Jepri-Ra iluminaba la meseta con una luz dorada cuando Imhotep llegó al muelle reconstruido que servía para abastecer la llanura, seguido de Narib y su sirviente. Observó complacido que las obras de los pequeños templos de acogida, dedicados a Horus y Set, iban por buen camino.
En la orilla se amontonaban decenas de pequeñas falúas cargadas de papiros y repletas de campesinos, deseosos de participar en la construcción de la ciudad sagrada.
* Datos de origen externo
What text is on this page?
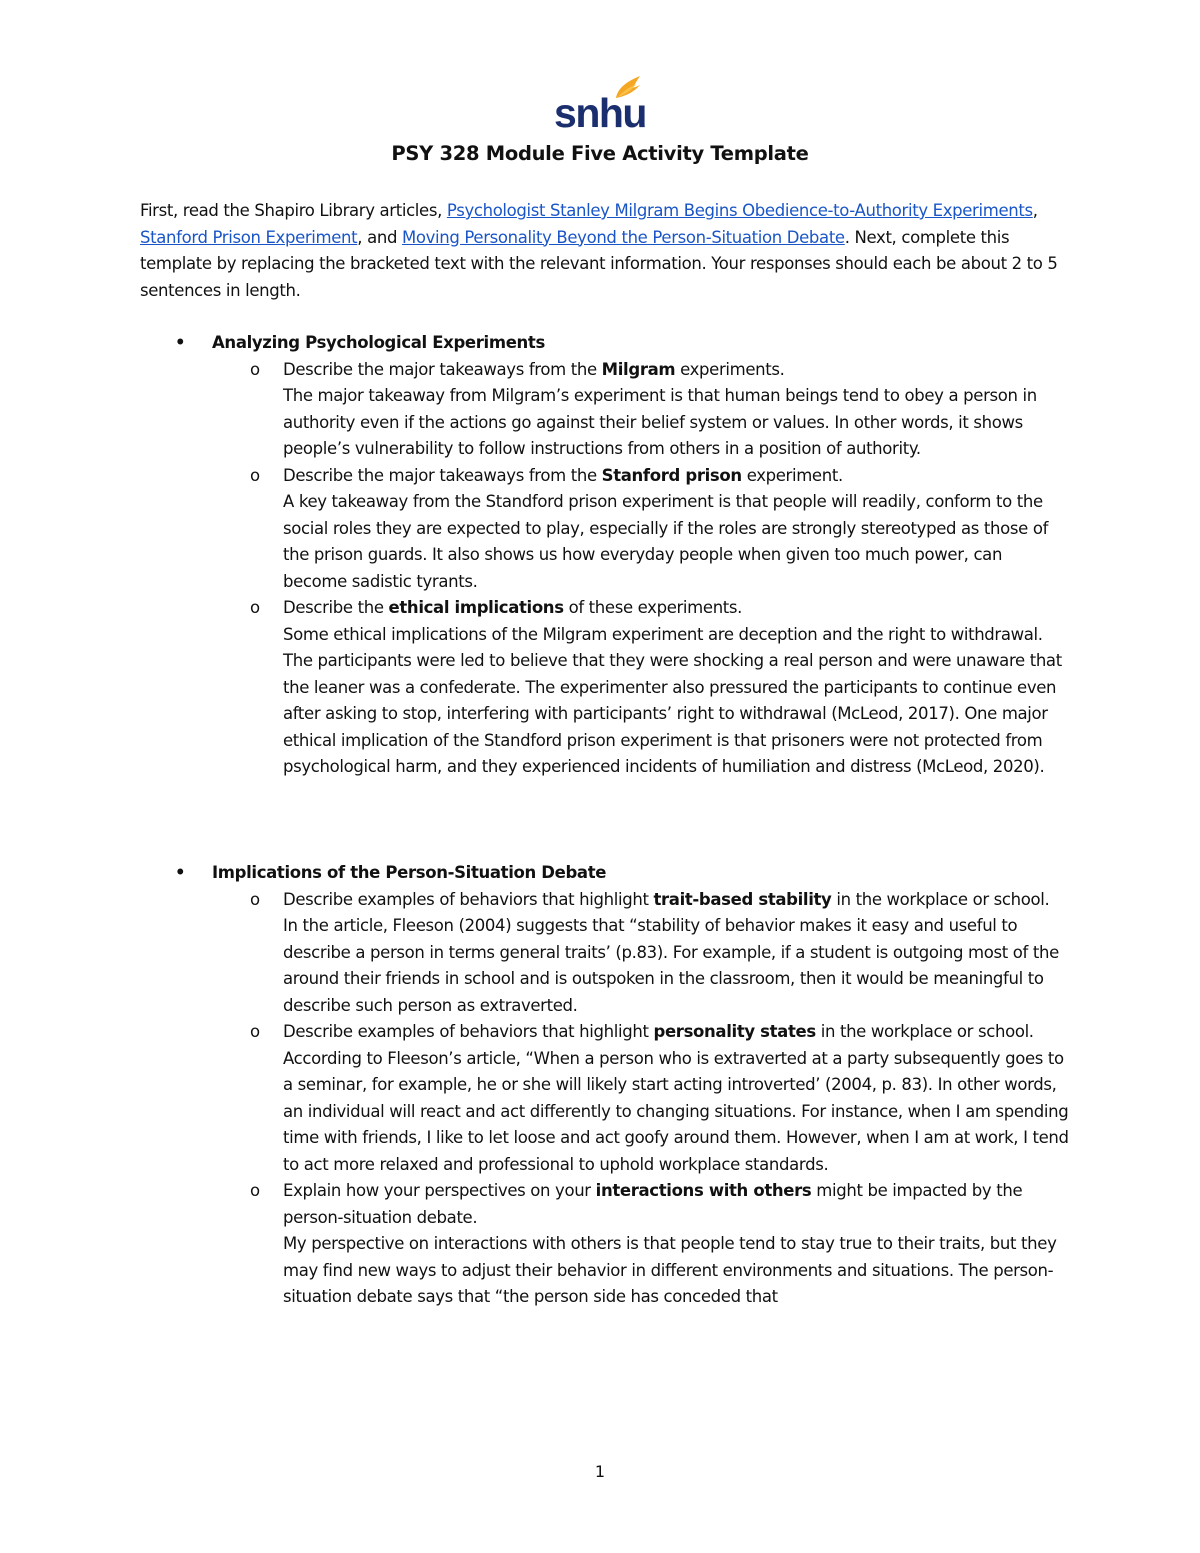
snhu
PSY 328 Module Five Activity Template

First, read the Shapiro Library articles, Psychologist Stanley Milgram Begins Obedience-to-Authority Experiments, Stanford Prison Experiment, and Moving Personality Beyond the Person-Situation Debate. Next, complete this template by replacing the bracketed text with the relevant information. Your responses should each be about 2 to 5 sentences in length.

• Analyzing Psychological Experiments
o Describe the major takeaways from the Milgram experiments.

The major takeaway from Milgram’s experiment is that human beings tend to obey a person in authority even if the actions go against their belief system or values. In other words, it shows people’s vulnerability to follow instructions from others in a position of authority.

o Describe the major takeaways from the Stanford prison experiment.

A key takeaway from the Standford prison experiment is that people will readily, conform to the social roles they are expected to play, especially if the roles are strongly stereotyped as those of the prison guards. It also shows us how everyday people when given too much power, can become sadistic tyrants.

o Describe the ethical implications of these experiments.

Some ethical implications of the Milgram experiment are deception and the right to withdrawal. The participants were led to believe that they were shocking a real person and were unaware that the leaner was a confederate. The experimenter also pressured the participants to continue even after asking to stop, interfering with participants’ right to withdrawal (McLeod, 2017). One major ethical implication of the Standford prison experiment is that prisoners were not protected from psychological harm, and they experienced incidents of humiliation and distress (McLeod, 2020).

• Implications of the Person-Situation Debate
o Describe examples of behaviors that highlight trait-based stability in the workplace or school.

In the article, Fleeson (2004) suggests that “stability of behavior makes it easy and useful to describe a person in terms general traits’ (p.83). For example, if a student is outgoing most of the around their friends in school and is outspoken in the classroom, then it would be meaningful to describe such person as extraverted.

o Describe examples of behaviors that highlight personality states in the workplace or school.

According to Fleeson’s article, “When a person who is extraverted at a party subsequently goes to a seminar, for example, he or she will likely start acting introverted’ (2004, p. 83). In other words, an individual will react and act differently to changing situations. For instance, when I am spending time with friends, I like to let loose and act goofy around them. However, when I am at work, I tend to act more relaxed and professional to uphold workplace standards.

o Explain how your perspectives on your interactions with others might be impacted by the person-situation debate.

My perspective on interactions with others is that people tend to stay true to their traits, but they may find new ways to adjust their behavior in different environments and situations. The person-situation debate says that “the person side has conceded that

1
Algunos procedían de nomos lejanos. Los viajeros hablaban una y otra vez, desde el inicio de los trabajos un año atrás, de la extraordinaria construcción que estaba cambiando el aspecto de la Explanada de Ra. Los obreros, agradecidos a Imhotep, lo recibieron con una mezcla de respeto y familiaridad. Algunos se postraron espontáneamente ante él.
Tres hombres fueron a su encuentro. Imhotep los reconoció: Hesirá, el jefe de los escultores, Bejen-Ra, el arquitecto, y Ajet-Aa, el responsable del avituallamiento. Los tres se inclinaron ante él.
—¡Sed bienvenido, oh Gran Maestro de los trabajos reales! —declaró Ajet-Aa—. Aguardábamos con impaciencia vuestro regreso.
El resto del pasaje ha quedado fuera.